Comme on le voit, dans le fracas et les fièvres de l’action, Gisèle Halimi, qui n’a jamais été « irresponsable », a toujours préféré le respect des principes de justice et d’égalité. Et lorsque le président de la République Emmanuel Macron m’a demandé en juillet 2020 de faire un rapport sur la mémoire de la colonisation et la guerre d’indépendance algérienne, avec des préconisations à mettre en œuvre, l’idée m’est venue, presque naturellement, de faire admettre Gisèle Halimi au Panthéon, l’endroit symbolique pour la « reconnaissance de la France aux grands hommes » et aux grandes femmes ! L’idée sera-t-elle retenue ? Je ne le sais toujours pas, au moment où va se dérouler un hommage national le 8 mars 2023 autour de sa vie, de ses actions.

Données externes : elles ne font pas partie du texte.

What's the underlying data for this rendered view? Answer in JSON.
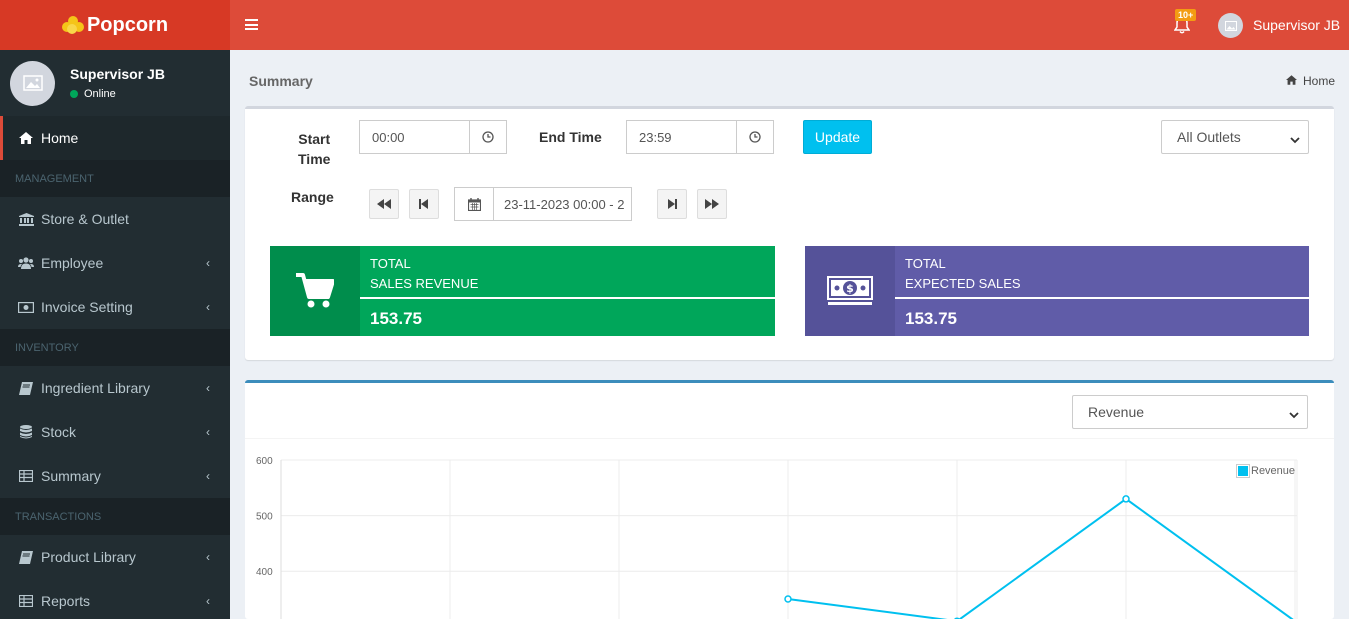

Je n’oublie pas une autre histoire. Au milieu des années 2000, je l’ai aidée pour des recherches historiques, dans la rédaction d’un de ses derniers livres, « la Kahina » [Plon, 2006], un roman historique, récit flamboyant d’une femme guerrière des Aurès, à la lisière entre l’Algérie et la Tunisie, qui a résisté les armes à la main à l’invasion de cavaliers arabes au VIIIe siècle. Gisèle Halimi écrivait :
« “Mon grand-père paternel me racontait souvent, par bribes, l’épopée de la Kahina. Cette femme qui chevauchait à la tête de ses armées, les cheveux couleur de miel lui coulant jusqu’aux reins. Vêtue d’une tunique rouge – enfant, je l’imaginais ainsi –, d’une grande beauté, disent les historiens. […] Devineresse, cette pasionaria berbère tint en échec, pendant cinq années, les troupes de l’Arabe Hassan.” Ces quelques lignes sont extraites du Lait de l’oranger, écrit en 1988, et qui continue mon récit autobiographique initié avec La Cause des femmes. J’ai voulu clore ce cycle par la Kahina. Dans son contexte historique, je l’ai fait vivre, aimer, guerroyer, mourir. Comme mon père, Edouard-le magnifique, l’aurait peut-être imaginée. La Kahina était-elle son ancêtre ? Peut-être. L’ai-je aimée en la faisant revivre. Oui. Passionnément. »
BIO EXPRESS
Benjamin Stora, né en 1950, est un historien et universitaire, spécialiste de l’Algérie. Il a publié de très nombreux ouvrages sur la colonisation, la guerre d’Algérie et l’immigration maghrébine, dont « Une mémoire algérienne » (Robert Laffont, 2020) et « Histoire dessinée des juifs d’Algérie » (La Découverte, 2021). Il est aussi l’auteur du rapport sur la mémoire de la colonisation et de la guerre d’Algérie [PDF], remis à l’Elysée en janvier 2021 (et publié aux éditions Albin Michel sous le titre « France-Algérie, les passions douloureuses »)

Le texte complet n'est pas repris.